L’esercitazione, autorizzata dalla Regione Veneto, è stata svolta in collaborazione con la Prefettura, la Regione Veneto, la Provincia di Belluno, l’Arma dei Carabinieri, la Questura, la Guardia di Finanza, i Vigili del Fuoco, i volontari del gruppo comunale di protezione civile, l’ANA Belluno e l’ANA Feltre nuclei Protezione civile, VAB Domegge, Longarone e Soverzene, l’AIB Sospirolo ANC Croce Rossa di Mozzecane di Verona e il personale del Comune di Belluno.

 

Durante la giornata è stato allestito, presso il Parco Città di Bologna, un punto stampa per rendere conto delle operazioni già effettuate e delle criticità riscontrate: “Oggi per noi è stata una grande soddisfazione e voglio ringraziare in primis i responsabili comunali delle funzioni che sono stati attivati e sono stati disponibili a cimentarsi negli scenari oltre ad aver posto delle questioni che saranno utili per migliorare delle dinamiche di intervento.

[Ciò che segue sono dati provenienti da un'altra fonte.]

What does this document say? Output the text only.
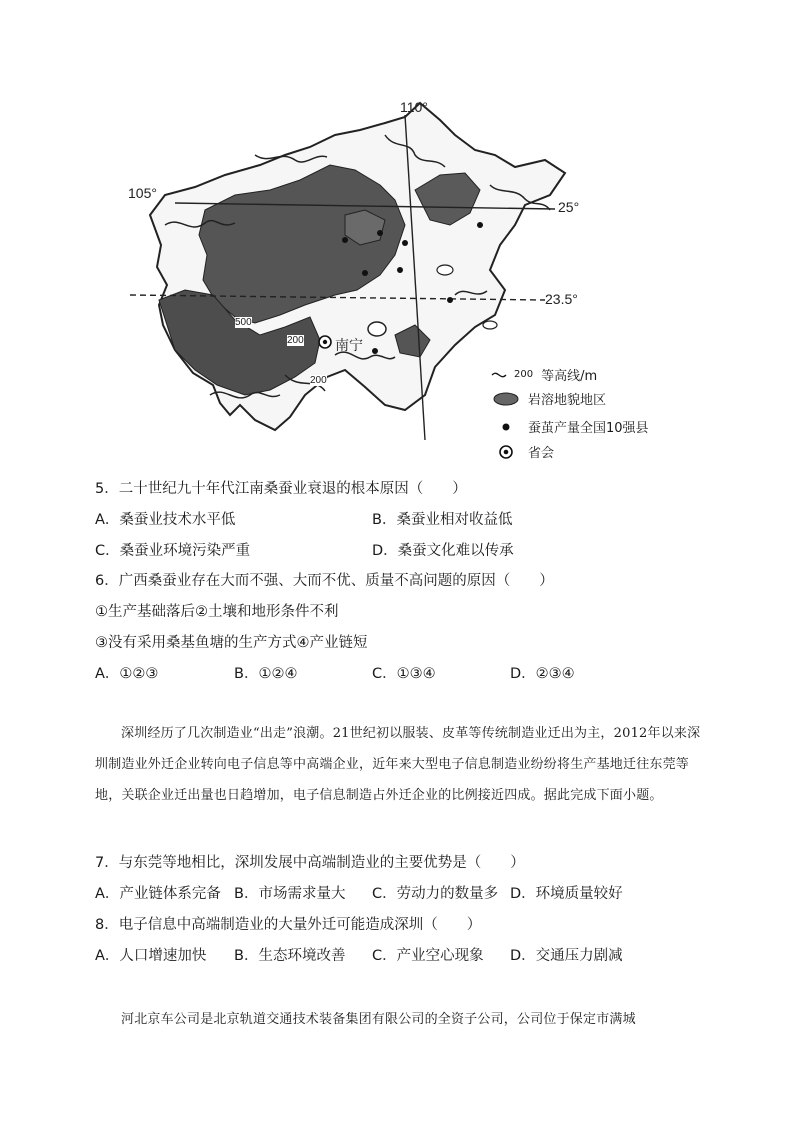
110°
105°
25°
23.5°
500
200
200
南宁
200 等高线/m
岩溶地貌地区
蚕茧产量全国10强县
省会
5．二十世纪九十年代江南桑蚕业衰退的根本原因（　　）
A．桑蚕业技术水平低	B．桑蚕业相对收益低
C．桑蚕业环境污染严重	D．桑蚕文化难以传承
6．广西桑蚕业存在大而不强、大而不优、质量不高问题的原因（　　）
①生产基础落后②土壤和地形条件不利
③没有采用桑基鱼塘的生产方式④产业链短
A．①②③	B．①②④	C．①③④	D．②③④
深圳经历了几次制造业“出走”浪潮。21世纪初以服装、皮革等传统制造业迁出为主，2012年以来深圳制造业外迁企业转向电子信息等中高端企业，近年来大型电子信息制造业纷纷将生产基地迁往东莞等地，关联企业迁出量也日趋增加，电子信息制造占外迁企业的比例接近四成。据此完成下面小题。
7．与东莞等地相比，深圳发展中高端制造业的主要优势是（　　）
A．产业链体系完备 B．市场需求量大 C．劳动力的数量多 D．环境质量较好
8．电子信息中高端制造业的大量外迁可能造成深圳（　　）
A．人口增速加快 B．生态环境改善 C．产业空心现象 D．交通压力剧减
河北京车公司是北京轨道交通技术装备集团有限公司的全资子公司，公司位于保定市满城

Ricordo che è in aggiornamento il Piano di Protezione Civile comunale, la cui ultima versione è del 2012, e quindi questa giornata sarà sicuramente preziosa per concludere la nuova stesura” ha commentato l’assessora alla Protezione Civile Lorenza De Kunovich che ha proseguito “la giornata di oggi è servita a tutti, a noi come politici, ai nostri dipendenti, che giustamente possono anche aver affrontato delle situazioni che non si aspettavano però hanno reagito tutti in maniera corretta, a chi è un professionista della Protezione Civile quindi Vigili del Fuoco, Arma dei Carabinieri, Polizia, Guardia di Finanza ed Esercito, ma il mio grazie più grande lo faccio a tutti i volontari orgoglio sia di Belluno che del Veneto”.

 

Presente al punto stampa anche l’assessore regionale alla Protezione Civile Gianpaolo Bottacin che ha voluto porre l’accento sul modello veneto riconosciuto ormai a livello nazionale: “una ventina di giorni fa a Brescia, al Salone Internazionale della Sicurezza, è emerso chiaramente che i Veneti sono i volontari più preparati d'Italia ma questo è frutto di un gran lavoro di formazione e specializzazione che prevede un corso base di 44 ore, di cui almeno 40 obbligatorie, cosa che non accade in nessun'altra regione d'Italia. Non è quindi un caso che il 12 marzo del 2019 il Presidente Mattarella, proprio qui a Belluno, dopo la tempesta Vaia, abbia detto che il sistema della Protezione Civile del Veneto è il migliore d'Italia” e ha poi proseguito con un focus sulla formazione e sull’importante presenza di volontari presenti in regione “La Protezione Civile non deve fare solo gestione dell'emergenza ma deve fare anche prevenzione con esercitazioni come quella di oggi perché, sapere prima quali sono i problemi che potrebbero capitare durante l'emergenza vera, fa superare l'emergenza in modo molto più semplice oltre che andare a specializzare ogni gruppo, su un settore particolare dell’emergenza, rendendolo professionale e preparato. In Veneto abbiamo quasi 20.000 volontari che, se paragonati in percentuale al numero di abitanti della regione, ci pone al primo posto in Italia. Inoltre la Provincia di Belluno, sebbene abbia solo il 5% della popolazione del Veneto, conta ben il 15% del totale dei volontari veneti rendendo la Protezione Civile bellunese un vero e proprio orgoglio nazionale”.

 

La mattinata è stata anche l'occasione per inaugurare un nuovo mezzo acquistato grazie ad un investimento della Regione Veneto.